Comment se passe le contrôle du Comité bilatéral ?
Le Comité Technique doit faire un rapport trimestriel au Comité bilatéral qui, jusqu’à maintenant à valider nos critères, y compris lorsque nous avons changé de stratégie.
Par ailleurs des audits réguliers sont effectués par des cabinets extérieurs. Cela amène des remises en cause qui sont faites par le Comité technique lui-même.
As-tu quelques éléments chiffrés ?
Aujourd’hui nous gérons 1.5 milliards de CFA, 600 millions sont en activité. Le taux de remboursement est de 85 %
Quels sont vos critères de choix ?
A l’origine le fonds finançait des entreprises individuelles sur 2 ans. Nous en avons tiré un bilan négatif. Une multitude de micro-structures était difficile à suivre, et la viabilité incertaine. Le Comité technique a donc proposé au Comité Bilatéral de financer des structures professionnelles qui servent d’intermédiaires entre les projets et le Fonds.
Nos critères sont des perspectives de développement, c’est à dire d’aider les plus démunis et les plus défavorisés à s’intégrer dans une filière.

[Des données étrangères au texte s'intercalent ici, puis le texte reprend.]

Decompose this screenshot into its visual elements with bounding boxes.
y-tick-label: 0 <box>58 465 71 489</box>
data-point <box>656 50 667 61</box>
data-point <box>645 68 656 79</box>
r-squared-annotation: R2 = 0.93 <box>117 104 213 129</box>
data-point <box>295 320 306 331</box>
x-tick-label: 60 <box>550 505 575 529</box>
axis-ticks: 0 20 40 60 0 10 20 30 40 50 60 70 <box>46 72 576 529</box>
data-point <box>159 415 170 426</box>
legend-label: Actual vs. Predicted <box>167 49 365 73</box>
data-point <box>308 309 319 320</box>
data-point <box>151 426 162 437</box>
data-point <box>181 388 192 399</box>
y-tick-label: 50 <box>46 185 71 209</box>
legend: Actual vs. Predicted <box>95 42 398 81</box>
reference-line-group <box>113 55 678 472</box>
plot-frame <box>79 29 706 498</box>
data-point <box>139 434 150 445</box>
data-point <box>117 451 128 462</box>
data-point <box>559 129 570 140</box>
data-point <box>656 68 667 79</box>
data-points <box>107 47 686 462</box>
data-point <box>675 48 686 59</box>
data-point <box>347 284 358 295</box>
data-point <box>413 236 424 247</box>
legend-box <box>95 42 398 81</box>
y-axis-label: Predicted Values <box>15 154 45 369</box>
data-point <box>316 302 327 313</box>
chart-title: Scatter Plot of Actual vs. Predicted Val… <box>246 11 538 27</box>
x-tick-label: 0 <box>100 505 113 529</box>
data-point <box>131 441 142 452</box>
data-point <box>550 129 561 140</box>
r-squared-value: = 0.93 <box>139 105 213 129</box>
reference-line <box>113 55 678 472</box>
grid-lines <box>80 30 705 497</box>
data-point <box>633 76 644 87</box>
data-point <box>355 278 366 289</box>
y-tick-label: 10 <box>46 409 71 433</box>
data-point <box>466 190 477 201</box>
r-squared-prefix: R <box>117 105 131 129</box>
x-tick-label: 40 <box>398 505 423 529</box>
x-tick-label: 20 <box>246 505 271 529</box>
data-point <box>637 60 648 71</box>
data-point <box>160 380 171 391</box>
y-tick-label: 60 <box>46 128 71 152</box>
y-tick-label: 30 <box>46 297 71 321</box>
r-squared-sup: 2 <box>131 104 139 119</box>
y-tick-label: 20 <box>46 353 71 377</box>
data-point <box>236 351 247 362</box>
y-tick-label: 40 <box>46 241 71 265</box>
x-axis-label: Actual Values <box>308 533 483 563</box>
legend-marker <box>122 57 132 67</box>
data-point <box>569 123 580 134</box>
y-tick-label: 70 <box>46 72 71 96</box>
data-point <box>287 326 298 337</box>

Aujourd’hui ce sont essentiellement des mutuelles et des structures de branches qui s’adressent à nous. Par exemple les pêcheurs ou l’association des teinturières et artisans (à l’origine une initiative de l’ADPES).
L’impact est certain en terme de développement. Ces structures représentent des centaines voire des milliers de personnes sans grandes ressources.
Les ONG se sont elles intéressées à ce Fonds ?
Les ONG manquent de réactivité. Par exemple le suivi du CONGAD laisse à désirer. Les ONG ont du mal à monter des projets ficelés qui tiennent. C’est d’autant plus dommage qu’elles pourraient bénéficier à travers le fonds d’un appui pour financer des formations.
Quels sont vos projets pour un avenir proche ?
Nous voudrions améliorer notre fonction de conseil et de suivi des structures décentralisées pour aider à monter des projets viables. Il faudra sans doute augmenter le nombre de permanents du secrétariat exécutif pour aller dans ce sens.
Le statut à venir du Fonds (fondation) devra permettre de maintenir les acquis et favoriser la participation de tous les acteurs.
Si tu devais tirer un bilan de cette expérience, quel serait-il ?
Il s’agit là d’une idée originale pour résoudre le problème de la dette.
La Suisse participe à 12 Fonds de ce type, le Fonds sénégalais est parmi les meilleurs en termes de résultats.
Il faut donc continuer la réflexion sur des bases expérimentales et concrètes après annulation. C’est pourquoi je ne suis pas favorable à une annulation inconditionnelle de la dette sans un accompagnement sérieux.